“No. I’m not Romeo and she’s not Juliet. She’s just dead.”
The Adversary stared at Rogasz silently. “You sound calmer,” he said. “More at peace than when we last spoke.”
“Just too burned out for rage. A day of shock therapy. Don’t expect it to last.”
“Nothing lasts, little brother. Things fall apart; the center cannot hold. Everything changes in time.”
“Have I changed?” He looked down at the dead girl. “She’s changed. She has definitely changed. But I’m still here. My injuries will heal like always, and then what? The same old thing?”
“That’s up to you,” the Adversary replied. “But if a vampire can find a moment of grace... who knows who might be next?” He gave the ghost of a bow. “Stay sane, little brother; I look to you as my inspiration. Stay sane, stay sane, stay sane.”
With a backward wave of his hand, the Adversary walked into the darkness. Full night had fallen: a night rinsed with soft rain.
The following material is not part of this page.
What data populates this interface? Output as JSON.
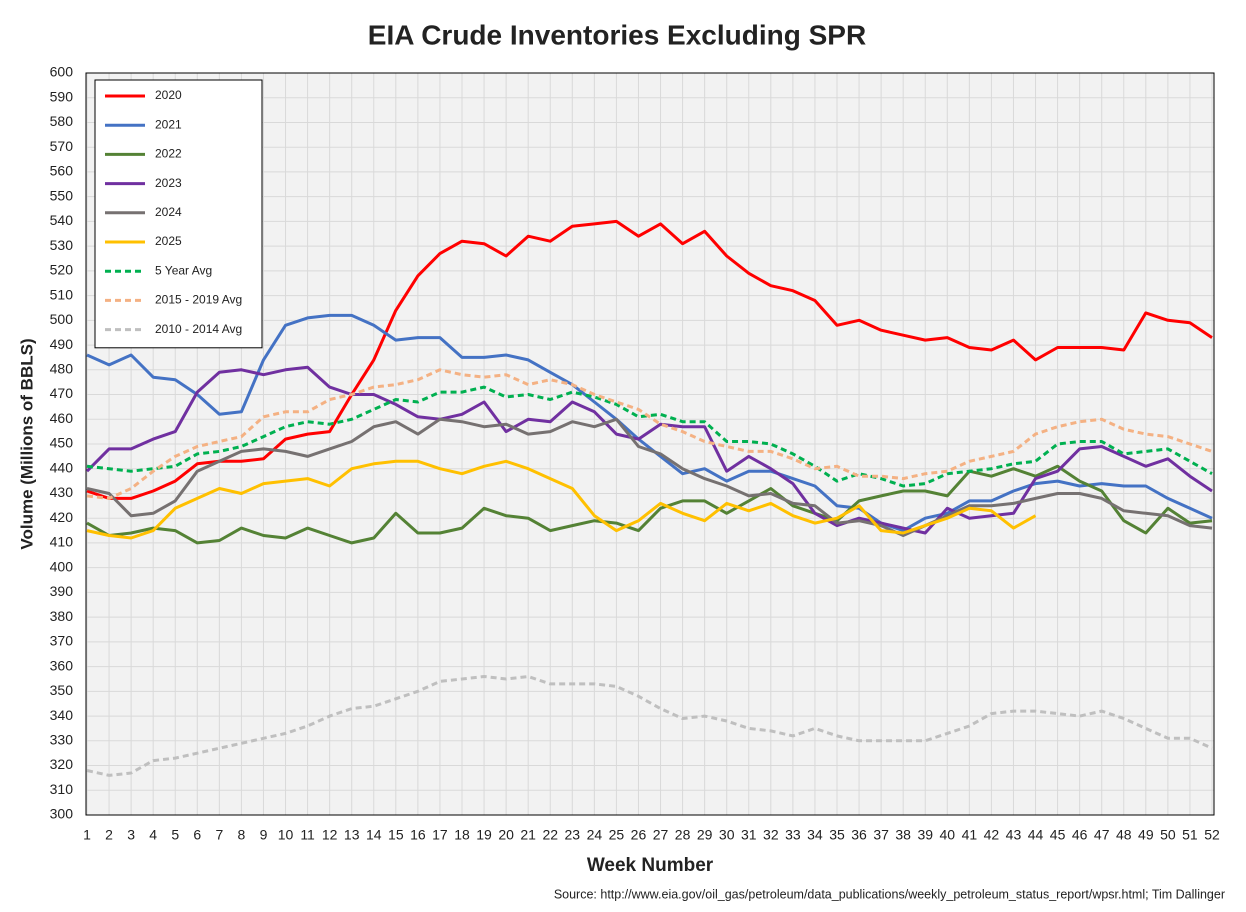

Rogasz decided to wait beside the corpse a while longer — maybe the dog would come back.
Author’s Notes
I’m normally a pretty cheerful guy... but when I saw the movie Se7en in 1995, this story just came blurting out over the next three days. A story in which the world is withered, thinned out, shriveled. Where Everyman is a despairingly unbalanced vampire who seeks moral guidance from the Devil in a bus shelter.
I should know better than to see certain types of movies. If I’d seen a movie about the Care Bears, heaven knows what I might have written.